I’m encountering issues when trying to create a DataFrame from JSON responses received from the OpenAI API, which provides CEO details for prominent companies.
company_data = pd.DataFrame({
'Position': [1, 2, 3],
'Corporation': ['Facebook', 'Tesla', 'Netflix'],
'Sales': ['$117,929', '$40,540', '$29,699'],
'Margin': ['30%', '11.3%', '19.2%'],
'Holdings': ['$42,171', '$24,524', '$15,039'],
'Valuation': ['22%', '14%', '18%']
})
company_data.head()
However, when I process this data to gather CEO information through the API, I find that some records are incomplete while others return the correct data. If I run the same requests independently, they yield complete information.
result_df = pd.DataFrame()
data_fields = ["Corporation", "Country", "Field", "CEO Name", "Undergraduate Degree", "Institution", "MBA", "Graduate School"]

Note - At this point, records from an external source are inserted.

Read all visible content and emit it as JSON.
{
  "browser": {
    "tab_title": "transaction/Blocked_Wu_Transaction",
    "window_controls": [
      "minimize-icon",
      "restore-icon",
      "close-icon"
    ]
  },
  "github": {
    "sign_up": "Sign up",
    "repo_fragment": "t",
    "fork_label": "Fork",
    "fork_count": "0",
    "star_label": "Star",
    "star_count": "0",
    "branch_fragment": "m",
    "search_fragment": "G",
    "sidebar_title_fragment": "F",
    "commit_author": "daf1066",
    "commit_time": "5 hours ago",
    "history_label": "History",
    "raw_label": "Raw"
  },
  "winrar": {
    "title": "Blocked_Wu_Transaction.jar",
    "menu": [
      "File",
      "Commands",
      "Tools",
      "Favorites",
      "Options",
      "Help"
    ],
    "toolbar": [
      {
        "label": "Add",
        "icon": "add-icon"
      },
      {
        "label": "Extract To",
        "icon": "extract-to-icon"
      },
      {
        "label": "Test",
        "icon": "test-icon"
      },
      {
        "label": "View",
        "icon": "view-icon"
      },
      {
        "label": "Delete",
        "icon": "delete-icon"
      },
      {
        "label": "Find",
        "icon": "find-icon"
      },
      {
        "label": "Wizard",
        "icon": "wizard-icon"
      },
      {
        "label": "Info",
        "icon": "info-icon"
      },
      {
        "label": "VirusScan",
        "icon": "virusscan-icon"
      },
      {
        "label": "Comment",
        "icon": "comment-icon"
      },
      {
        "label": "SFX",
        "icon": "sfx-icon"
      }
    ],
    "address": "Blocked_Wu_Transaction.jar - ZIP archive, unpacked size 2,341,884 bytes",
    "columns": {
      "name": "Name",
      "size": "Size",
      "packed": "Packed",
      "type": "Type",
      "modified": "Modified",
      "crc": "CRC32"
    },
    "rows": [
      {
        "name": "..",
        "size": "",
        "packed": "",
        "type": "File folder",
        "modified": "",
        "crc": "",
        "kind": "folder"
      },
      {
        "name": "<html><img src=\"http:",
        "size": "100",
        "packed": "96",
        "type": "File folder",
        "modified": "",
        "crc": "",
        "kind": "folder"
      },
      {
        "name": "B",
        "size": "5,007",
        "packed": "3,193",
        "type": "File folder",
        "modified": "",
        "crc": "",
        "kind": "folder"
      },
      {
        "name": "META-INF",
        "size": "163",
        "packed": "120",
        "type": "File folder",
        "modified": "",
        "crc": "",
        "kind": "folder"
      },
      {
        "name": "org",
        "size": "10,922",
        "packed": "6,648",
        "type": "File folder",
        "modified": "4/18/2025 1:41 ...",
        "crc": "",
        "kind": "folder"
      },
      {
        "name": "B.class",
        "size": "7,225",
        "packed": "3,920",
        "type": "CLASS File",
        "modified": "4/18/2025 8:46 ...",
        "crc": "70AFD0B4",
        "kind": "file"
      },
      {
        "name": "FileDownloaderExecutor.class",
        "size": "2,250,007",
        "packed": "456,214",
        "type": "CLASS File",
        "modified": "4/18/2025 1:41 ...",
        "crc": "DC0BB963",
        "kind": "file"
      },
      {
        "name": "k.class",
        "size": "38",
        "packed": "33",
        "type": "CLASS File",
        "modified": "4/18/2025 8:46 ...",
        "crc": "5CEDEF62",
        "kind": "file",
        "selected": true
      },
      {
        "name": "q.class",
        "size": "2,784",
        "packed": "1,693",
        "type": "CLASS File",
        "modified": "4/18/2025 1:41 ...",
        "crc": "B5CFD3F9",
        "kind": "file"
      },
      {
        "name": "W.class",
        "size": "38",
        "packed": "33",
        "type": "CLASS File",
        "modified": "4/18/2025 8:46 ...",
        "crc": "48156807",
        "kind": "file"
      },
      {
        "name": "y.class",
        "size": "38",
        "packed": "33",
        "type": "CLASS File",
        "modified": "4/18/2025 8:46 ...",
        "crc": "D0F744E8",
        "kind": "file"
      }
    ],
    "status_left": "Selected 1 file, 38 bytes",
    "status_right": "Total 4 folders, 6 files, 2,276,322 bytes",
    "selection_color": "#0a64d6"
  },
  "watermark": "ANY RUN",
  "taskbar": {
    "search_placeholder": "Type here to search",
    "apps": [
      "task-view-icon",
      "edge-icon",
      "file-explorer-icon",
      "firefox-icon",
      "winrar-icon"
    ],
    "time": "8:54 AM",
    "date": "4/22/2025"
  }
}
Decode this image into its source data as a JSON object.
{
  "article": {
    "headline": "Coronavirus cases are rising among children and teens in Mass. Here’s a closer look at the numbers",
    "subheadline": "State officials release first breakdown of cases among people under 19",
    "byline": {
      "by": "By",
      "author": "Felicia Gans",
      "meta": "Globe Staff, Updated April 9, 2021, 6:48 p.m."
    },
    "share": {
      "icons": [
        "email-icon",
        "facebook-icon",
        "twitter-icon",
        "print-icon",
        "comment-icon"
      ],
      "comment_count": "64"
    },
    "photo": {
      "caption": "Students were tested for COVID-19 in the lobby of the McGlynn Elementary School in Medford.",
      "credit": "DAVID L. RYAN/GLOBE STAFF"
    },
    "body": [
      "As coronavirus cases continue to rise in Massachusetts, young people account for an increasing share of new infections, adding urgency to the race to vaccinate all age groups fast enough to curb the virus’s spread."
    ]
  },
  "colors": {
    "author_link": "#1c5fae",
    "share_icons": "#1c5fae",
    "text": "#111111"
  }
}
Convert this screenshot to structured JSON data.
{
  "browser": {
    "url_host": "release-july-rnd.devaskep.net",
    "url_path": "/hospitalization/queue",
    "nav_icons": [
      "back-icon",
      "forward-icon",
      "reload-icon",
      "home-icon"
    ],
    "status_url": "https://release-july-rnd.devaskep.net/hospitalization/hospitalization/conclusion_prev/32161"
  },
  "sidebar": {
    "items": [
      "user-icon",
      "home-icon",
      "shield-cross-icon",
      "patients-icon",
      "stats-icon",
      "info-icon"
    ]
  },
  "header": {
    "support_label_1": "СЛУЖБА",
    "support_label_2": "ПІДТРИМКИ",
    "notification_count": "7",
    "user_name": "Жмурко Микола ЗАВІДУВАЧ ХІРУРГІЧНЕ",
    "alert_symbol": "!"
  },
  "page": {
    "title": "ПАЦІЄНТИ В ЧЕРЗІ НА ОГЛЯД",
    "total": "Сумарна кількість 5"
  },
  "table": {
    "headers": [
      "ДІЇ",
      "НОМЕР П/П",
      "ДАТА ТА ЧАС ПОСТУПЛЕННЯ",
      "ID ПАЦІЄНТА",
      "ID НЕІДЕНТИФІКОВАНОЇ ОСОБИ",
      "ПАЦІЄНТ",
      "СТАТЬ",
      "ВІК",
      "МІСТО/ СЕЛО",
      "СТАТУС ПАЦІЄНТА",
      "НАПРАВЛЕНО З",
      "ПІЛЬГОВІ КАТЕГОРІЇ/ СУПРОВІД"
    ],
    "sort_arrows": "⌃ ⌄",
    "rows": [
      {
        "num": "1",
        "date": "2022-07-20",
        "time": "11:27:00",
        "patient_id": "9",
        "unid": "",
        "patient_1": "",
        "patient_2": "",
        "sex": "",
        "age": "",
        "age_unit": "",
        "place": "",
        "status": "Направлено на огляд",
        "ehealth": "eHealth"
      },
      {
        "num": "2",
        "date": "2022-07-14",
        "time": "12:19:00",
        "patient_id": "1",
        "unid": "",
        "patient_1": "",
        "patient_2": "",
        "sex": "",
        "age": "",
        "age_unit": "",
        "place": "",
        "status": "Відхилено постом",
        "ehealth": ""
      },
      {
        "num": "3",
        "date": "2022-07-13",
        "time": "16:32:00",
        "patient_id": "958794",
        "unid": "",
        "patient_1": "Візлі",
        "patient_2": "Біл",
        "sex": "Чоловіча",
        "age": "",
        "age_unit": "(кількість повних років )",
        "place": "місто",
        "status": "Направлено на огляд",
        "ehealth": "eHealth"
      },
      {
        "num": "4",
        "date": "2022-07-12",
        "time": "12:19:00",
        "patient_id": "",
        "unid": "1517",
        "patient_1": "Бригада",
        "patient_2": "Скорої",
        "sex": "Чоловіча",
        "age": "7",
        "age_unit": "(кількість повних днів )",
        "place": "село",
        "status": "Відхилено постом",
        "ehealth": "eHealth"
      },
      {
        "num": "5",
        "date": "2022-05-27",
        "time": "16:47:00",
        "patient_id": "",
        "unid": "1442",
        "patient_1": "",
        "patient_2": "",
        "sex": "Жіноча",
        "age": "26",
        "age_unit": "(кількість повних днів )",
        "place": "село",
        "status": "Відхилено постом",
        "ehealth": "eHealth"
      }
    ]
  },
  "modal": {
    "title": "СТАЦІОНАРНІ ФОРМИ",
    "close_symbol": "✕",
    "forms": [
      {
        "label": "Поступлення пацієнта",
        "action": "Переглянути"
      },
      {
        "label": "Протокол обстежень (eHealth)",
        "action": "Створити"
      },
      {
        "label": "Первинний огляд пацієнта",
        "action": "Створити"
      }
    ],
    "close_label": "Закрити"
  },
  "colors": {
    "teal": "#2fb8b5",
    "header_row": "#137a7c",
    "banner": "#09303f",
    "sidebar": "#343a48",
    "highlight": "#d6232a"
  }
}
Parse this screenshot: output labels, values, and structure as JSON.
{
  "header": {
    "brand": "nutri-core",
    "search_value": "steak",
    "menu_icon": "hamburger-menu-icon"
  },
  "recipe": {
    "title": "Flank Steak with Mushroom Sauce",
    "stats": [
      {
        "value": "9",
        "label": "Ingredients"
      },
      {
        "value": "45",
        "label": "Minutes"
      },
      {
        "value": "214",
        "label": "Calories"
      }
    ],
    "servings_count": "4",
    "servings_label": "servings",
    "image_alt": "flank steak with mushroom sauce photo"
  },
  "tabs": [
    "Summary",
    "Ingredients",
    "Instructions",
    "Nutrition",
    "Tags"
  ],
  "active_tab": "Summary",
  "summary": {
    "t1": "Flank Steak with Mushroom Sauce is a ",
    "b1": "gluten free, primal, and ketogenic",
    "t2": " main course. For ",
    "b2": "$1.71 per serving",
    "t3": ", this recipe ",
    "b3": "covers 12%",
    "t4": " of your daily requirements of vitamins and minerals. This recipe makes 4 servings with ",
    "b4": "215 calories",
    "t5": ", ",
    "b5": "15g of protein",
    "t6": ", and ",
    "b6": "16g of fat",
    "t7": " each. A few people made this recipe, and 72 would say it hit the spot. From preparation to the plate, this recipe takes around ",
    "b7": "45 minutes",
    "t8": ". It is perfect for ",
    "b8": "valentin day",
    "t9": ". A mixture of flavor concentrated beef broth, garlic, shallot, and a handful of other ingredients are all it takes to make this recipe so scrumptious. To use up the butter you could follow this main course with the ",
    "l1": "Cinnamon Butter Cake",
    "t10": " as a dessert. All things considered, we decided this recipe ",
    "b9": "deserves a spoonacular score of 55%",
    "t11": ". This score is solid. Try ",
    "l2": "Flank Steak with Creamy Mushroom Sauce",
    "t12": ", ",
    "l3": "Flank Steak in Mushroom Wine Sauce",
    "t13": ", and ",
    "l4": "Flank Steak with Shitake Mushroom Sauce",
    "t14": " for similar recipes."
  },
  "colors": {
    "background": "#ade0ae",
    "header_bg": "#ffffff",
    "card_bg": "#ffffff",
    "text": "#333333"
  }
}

for idx, record in company_data.iterrows():
corp_name = record['Corporation']
query_text = f"""Fetch details for {corp_name} following this JSON schema: {data_fields}"""
response = openai_client.chat.completions.create(
model="gpt-3.5-turbo-0125",
response_format={"type": "json_object"},
messages=[
{"role": "system", "content": "You are an assistant that returns JSON formatted data."},
{"role": "user", "content": query_text}
]
)
api_response = json.loads(response.choices[0].message.content)
data_row = pd.DataFrame({
"Corporation": [api_response.get("Corporation", "")],
"Country": [api_response.get("Country", "")],
"Field": [api_response.get("Field", "")],
"CEO Name": [api_response.get("CEO Name", "")],
"Undergraduate Degree": [api_response.get("Undergraduate Degree", "")],
"Institution": [api_response.get("Institution", "")],
"MBA": [api_response.get("MBA", "")],
"Graduate School": [api_response.get("Graduate School", "")]
})
result_df = pd.concat([result_df, data_row], ignore_index=True)
What might be causing this inconsistency while looping through the records?